The following post is by Elaine Yeates, project manager at the Centre for Data Digitisation and Analysis in Belfast. Elaine and her team have been responsible for taking scans of a selection of volumes of the English Place Name Survey and turning them into corrected OCR’d text, for later text mining to extract the data structures and republish them as Linked Data.

“I’ve worked up some figures based on an average character count from Cheshire, Buckinghamshire, Cambridgeshire and Derbyshire.

We had two levels of quality control:

1st QA Spelling and Font:- On completion of the OCR process and based on 40 pages averaging 4000 characters per page the error rate was 346 character errors (average per page 8.65) = 0.22

1st QA Unicode:- On completion of the OCR process and based on 40 pages averaging 4000 characters per page the error rate was 235 character errors (average per page 5.87)= 0.14.

TOTAL Error Rate 0.36
2nd QA – Encompasses all of 1st QA and based on 40 pages averaging 4000 characters per page the error rate was 18 character errors (average per page 0.45) = 0.01.
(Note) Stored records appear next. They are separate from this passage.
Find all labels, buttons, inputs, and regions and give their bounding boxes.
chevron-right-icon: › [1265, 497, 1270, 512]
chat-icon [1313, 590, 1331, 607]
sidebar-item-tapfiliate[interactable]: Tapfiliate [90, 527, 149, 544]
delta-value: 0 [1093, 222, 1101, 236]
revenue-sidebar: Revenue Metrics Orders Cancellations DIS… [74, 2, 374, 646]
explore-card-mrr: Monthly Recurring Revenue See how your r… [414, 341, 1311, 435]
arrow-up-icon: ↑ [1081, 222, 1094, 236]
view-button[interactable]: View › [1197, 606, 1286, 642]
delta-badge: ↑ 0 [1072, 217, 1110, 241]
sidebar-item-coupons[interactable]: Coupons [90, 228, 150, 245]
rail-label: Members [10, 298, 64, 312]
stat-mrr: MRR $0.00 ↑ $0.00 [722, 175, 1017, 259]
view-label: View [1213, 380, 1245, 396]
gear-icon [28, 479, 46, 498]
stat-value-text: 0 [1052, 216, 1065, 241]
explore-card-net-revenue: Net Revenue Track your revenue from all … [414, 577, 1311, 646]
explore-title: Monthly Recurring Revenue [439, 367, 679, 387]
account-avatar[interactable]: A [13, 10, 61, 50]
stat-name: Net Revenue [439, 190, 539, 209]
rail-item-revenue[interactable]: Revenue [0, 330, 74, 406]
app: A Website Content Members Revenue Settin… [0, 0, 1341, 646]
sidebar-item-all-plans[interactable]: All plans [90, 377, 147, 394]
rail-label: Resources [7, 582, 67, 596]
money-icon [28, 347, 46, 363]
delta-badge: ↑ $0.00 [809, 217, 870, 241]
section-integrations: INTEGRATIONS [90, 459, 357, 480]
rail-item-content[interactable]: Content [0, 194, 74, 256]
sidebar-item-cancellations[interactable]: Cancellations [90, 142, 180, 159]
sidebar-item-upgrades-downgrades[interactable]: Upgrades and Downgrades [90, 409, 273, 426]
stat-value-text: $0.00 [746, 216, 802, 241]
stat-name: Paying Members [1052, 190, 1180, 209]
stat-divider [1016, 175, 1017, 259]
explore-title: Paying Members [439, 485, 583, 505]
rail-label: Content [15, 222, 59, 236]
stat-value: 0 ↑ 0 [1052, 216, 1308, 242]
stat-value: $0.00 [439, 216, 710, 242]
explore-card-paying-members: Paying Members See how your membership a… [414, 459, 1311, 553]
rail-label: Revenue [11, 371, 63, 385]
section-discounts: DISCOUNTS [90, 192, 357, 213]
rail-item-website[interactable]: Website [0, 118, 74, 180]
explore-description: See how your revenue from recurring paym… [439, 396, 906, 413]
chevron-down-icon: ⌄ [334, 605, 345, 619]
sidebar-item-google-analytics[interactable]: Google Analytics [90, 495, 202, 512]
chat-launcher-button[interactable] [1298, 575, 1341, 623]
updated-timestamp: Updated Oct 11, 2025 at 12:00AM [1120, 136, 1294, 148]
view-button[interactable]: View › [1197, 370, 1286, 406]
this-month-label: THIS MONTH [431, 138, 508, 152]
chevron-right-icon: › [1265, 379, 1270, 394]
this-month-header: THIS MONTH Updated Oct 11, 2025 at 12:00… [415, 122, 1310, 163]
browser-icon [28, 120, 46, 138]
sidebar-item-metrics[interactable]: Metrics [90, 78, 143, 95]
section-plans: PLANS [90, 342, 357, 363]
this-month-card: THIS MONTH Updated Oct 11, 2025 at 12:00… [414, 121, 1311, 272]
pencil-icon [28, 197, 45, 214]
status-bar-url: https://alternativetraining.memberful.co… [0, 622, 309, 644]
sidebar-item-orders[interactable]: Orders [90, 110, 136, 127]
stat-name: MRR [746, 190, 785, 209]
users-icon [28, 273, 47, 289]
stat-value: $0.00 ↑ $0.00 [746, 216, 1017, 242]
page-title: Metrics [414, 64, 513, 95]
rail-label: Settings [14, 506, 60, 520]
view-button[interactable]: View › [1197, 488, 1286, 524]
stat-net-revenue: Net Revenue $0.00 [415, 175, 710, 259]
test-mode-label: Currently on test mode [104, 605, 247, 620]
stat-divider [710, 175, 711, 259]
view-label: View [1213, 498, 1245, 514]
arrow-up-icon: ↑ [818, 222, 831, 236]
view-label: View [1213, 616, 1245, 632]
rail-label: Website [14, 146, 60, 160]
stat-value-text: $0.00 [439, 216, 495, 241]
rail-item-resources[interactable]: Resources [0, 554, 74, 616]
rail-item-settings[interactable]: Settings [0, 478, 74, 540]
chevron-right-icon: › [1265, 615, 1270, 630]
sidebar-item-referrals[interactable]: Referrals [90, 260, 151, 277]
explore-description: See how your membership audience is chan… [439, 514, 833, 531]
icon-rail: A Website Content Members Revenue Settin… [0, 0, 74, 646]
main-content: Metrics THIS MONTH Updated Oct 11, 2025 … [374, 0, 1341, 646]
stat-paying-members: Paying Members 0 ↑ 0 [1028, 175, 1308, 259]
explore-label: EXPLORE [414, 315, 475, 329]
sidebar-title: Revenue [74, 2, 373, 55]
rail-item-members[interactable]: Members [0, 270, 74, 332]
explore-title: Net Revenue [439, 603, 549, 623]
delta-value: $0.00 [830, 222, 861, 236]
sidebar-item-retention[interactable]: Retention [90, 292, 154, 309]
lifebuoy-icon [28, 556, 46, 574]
Through the pilot we indentified that there are quite a few Unicodes unique to this material. CDDA developed an in-house online Unicode database for analysts, they can view, update the capture file and raise new codes when found. I think for a more substantial project we might direct our QA process through an online audit system, where we could identify issues with material, OCR of same, macro’s and the 1st and 2nd stages of quality control.

We are pleased with these figures and it looks encouraging for a larger scaled project.”

Elaine also wrote in response to some feedback on markup error rates from Claire Grover on behalf of the Language Technology Group:

‘Thanks for these. Our QA team our primarily looking for spelling errors, from your list the few issues seem to be bold, spaces and small caps.

Of course when tagging, especially automated, you’re looking for certain patterns, however moving forward I feel this error rate is very encouraging and it helps our QA team to know what patterns might be searchable for future capture.

Looking at your issues so far, on part Part IV (5 issues e-mailed) and a total word count of 132,357 (an error rate of 0.00003).”

I am happy to have these numbers, as one can observe consistency of quality over iterations, as means are found to work with more volumes of EPNS.